# High Performance Computing

## 1. Introduction

### 1.1. Working Environment

In [1]:
import sys
print(sys.version)

3.11.7 | packaged by Anaconda, Inc. | (main, Dec 15 2023, 18:05:47) [MSC v.1916 64 bit (AMD64)]


In [12]:
import numpy as np
import matplotlib.pyplot as plt
import time

We now have a working knowledge of Python, and soon we will start to use it to analyze data and numerical analysis. Before we go deeper, we need to know how to enhance the performance of our program.

### 1.2. References

## 4. Parallel Computing

In this section we cover **parallel computing** in Python. This means you will be able to run your code simultaneously on multiple cores on your CPU processors or increase the speed by taking advantage of the wasted CPU cycles while your program is waiting for external resources (e.g., downloading files, API calls, etc.). The fundamental idea of parallel computing is rooted in doing multiple tasks at the same time to reduce the running time of your program. The following figure illustrates the simple idea of doing parallel computing versus serial computing that we use so far.

For example, if you have one million data files and need to apply the same operations to each one of them, you can do this one file at each time, or you can do it by multiple files at the same time; or if you are downloading one million websites, you can take advantage of downloading 10 at a time to reduce the total time of downloading. Therefore, learning the basics of parallel computing will help you design code that is more efficient.

Most of the modern computers are using the multi-core design, which means on a single computing component, there are multiple independent processing units, the so called cores, that are available to do different tasks. 

In Python, there are two basic approaches to conduct parallel computing, that is using the `multiprocessing` or `threading` library. Let's first take a look of the differences of process and thread.

### 4.1. Process and Thread

A **process** is an instance of a program (such as Python interpreter, Jupyter notebook, etc.). A process is created by the operating system to run program, and each process has its own memory block. A **thread** is a sub-process that reside within the process. Each process can have multiple threads, that these threads will share the same memory block within the process. Thus, for multiple threads in a process, due to the shared memory space, the variables or objects are all shared. If you change one variable in one thread, it will change for all the other threads. But things are different in different processes, changing one variable in one process will not change the one in other processes. Process and thread both have advantages or disadvantages, and can be used in different tasks to maximize the benefits.

### 4.2. Python's GIL Problem

Python has something called Global Interpreter Lock (GIL) which allow only one native thread to run at a time, preventing multiple threads from running simultaneously. This is because Python was designed before the multi-core processor on the personal computers. Even though there are workarounds in Python to do multithreading programming, we will only cover the multiprocessing library in the next subsection, which we will use most of the time for taking advantage of multi-core parallel computing.

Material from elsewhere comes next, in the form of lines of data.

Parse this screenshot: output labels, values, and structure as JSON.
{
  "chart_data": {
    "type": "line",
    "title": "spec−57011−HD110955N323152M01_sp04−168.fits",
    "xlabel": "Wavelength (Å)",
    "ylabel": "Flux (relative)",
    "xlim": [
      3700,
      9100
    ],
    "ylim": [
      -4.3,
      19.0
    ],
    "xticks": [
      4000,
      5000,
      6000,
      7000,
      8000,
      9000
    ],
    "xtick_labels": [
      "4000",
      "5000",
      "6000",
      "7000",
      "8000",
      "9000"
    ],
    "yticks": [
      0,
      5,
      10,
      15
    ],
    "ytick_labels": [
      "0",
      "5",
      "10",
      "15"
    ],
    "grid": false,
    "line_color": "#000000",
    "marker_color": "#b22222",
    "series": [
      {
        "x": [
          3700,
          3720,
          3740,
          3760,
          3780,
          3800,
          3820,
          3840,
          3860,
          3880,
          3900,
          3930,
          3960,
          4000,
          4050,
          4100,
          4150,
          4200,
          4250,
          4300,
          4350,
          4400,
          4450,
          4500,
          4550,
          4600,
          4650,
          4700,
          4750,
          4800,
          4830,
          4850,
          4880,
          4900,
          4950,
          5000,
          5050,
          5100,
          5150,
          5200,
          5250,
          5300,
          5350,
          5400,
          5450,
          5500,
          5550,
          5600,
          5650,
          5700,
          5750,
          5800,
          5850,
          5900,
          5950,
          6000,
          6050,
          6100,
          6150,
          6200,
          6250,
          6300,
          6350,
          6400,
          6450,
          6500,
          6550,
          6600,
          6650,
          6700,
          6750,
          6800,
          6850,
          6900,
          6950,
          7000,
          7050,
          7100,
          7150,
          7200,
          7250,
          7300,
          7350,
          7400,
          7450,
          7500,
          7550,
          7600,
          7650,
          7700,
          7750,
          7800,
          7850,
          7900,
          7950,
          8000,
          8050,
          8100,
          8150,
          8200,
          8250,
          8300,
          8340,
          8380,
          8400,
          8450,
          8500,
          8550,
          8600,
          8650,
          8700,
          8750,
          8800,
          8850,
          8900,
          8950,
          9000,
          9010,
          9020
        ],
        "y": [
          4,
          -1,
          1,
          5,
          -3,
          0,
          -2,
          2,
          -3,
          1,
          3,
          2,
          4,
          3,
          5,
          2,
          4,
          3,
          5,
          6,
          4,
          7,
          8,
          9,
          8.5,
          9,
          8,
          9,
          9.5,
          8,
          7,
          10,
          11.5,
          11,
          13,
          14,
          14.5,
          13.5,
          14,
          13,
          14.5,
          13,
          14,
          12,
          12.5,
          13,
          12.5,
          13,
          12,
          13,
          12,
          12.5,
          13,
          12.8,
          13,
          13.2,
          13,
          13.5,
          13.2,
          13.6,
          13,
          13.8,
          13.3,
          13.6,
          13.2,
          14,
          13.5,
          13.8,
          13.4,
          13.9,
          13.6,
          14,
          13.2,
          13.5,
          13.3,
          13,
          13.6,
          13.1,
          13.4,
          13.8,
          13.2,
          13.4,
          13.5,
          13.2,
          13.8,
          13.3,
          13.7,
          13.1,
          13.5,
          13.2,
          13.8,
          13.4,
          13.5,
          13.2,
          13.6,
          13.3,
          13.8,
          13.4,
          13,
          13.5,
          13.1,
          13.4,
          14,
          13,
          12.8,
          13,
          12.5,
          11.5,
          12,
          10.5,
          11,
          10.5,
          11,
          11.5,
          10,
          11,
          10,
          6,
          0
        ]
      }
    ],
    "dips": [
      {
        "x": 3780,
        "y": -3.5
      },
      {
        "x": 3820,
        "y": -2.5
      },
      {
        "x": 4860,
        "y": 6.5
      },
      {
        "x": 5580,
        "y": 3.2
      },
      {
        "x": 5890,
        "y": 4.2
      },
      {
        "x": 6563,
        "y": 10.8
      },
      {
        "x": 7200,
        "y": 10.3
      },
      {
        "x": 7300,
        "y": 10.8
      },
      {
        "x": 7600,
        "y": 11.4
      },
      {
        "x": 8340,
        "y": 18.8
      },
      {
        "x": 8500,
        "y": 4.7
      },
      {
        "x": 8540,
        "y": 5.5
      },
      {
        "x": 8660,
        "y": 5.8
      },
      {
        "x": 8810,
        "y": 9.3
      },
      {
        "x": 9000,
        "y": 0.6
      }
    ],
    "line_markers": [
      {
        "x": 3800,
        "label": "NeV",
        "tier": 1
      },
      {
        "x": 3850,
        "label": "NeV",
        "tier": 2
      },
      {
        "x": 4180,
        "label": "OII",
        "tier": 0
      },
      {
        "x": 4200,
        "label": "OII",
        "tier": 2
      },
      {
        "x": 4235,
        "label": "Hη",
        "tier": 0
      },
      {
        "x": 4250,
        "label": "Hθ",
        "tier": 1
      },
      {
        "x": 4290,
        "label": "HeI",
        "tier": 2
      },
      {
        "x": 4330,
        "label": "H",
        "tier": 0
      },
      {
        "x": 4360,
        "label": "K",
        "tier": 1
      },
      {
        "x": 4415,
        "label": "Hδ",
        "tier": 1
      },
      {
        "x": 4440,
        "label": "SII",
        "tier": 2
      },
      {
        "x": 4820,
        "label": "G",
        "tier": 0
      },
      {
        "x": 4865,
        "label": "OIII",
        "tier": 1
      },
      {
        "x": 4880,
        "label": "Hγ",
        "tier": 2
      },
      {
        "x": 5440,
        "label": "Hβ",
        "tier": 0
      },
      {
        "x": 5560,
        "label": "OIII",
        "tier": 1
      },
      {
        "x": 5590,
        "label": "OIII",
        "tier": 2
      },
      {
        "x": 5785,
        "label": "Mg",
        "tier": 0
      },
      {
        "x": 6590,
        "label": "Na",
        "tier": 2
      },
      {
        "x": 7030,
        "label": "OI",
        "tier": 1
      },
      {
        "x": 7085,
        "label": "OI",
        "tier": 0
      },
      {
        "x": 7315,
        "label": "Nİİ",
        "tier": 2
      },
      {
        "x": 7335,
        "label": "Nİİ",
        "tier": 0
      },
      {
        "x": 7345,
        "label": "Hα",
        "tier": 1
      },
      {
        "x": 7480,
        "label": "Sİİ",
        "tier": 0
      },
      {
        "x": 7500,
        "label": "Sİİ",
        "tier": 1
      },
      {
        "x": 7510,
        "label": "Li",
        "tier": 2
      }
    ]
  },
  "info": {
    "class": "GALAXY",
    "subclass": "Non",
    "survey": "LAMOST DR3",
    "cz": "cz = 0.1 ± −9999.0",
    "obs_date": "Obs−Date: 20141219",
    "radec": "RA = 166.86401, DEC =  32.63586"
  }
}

### 4.3. Disadvantages of Parallel Computing

Of course, there are disadvantages of using parallel computing. Such as, more complicated code, overheads when spawn new processes and maintain them. Thus, if your task is small, using parallel computing will take longer time, since it takes time for the system to initialize new process and maintain them.

### 4.4. Multiprocessing

The multiprocessing library is the Python's standard library to support parallel computing using processes. It has many different features, if you wan to know all the details, you can check the official documentation. Here we will introduce the basics to get you start with parallel computing. Let's start by importing the library.

In [2]:
import multiprocessing as mp

Let's first print out the total number of CPUs that on my machine that can be used for parallel computing.

In [3]:
print(f'Number of CPUs: {mp.cpu_count()}')

Number of CPUs: 4


Let's use an example to show you how to use multiple cores in one machine to reduce the execution time. We will generate 10,000,000 random numbers between 0 and 10 one-by-one, square them, and store the results in a list.

In [11]:
def random_square(seed):
    np.random.seed(seed)
    random_num = np.random.randint(0, 10)
    return random_num**2

The code below is the serial version of the example (what we have done so far).

In [15]:
%%time 
results = []
for i in range(10_000_000):
    results.append(random_square(i))

CPU times: total: 36.7 s
Wall time: 1min 23s


Next we see the parallel version of the example.

In [None]:
%%time
n_cpu = mp.cpu_count()
pool = mp.Pool(processes=n_cpu)
results = [pool.map(random_square, range(10_000_000))]

The simplest way to do parallel computing using the multiprocessing is to sue the `Pool` class. There are four common methods in the class that we may use often, which are `apply`, `map`, `apply_async` and `map_async`. Have a look at the documentation for the differences. Here we only uses `map` method above to paralled the above example. The `map(func, iterable)` method takes in two arguments, and apply the function `func` to each element in the `iterable`, and then collect the results.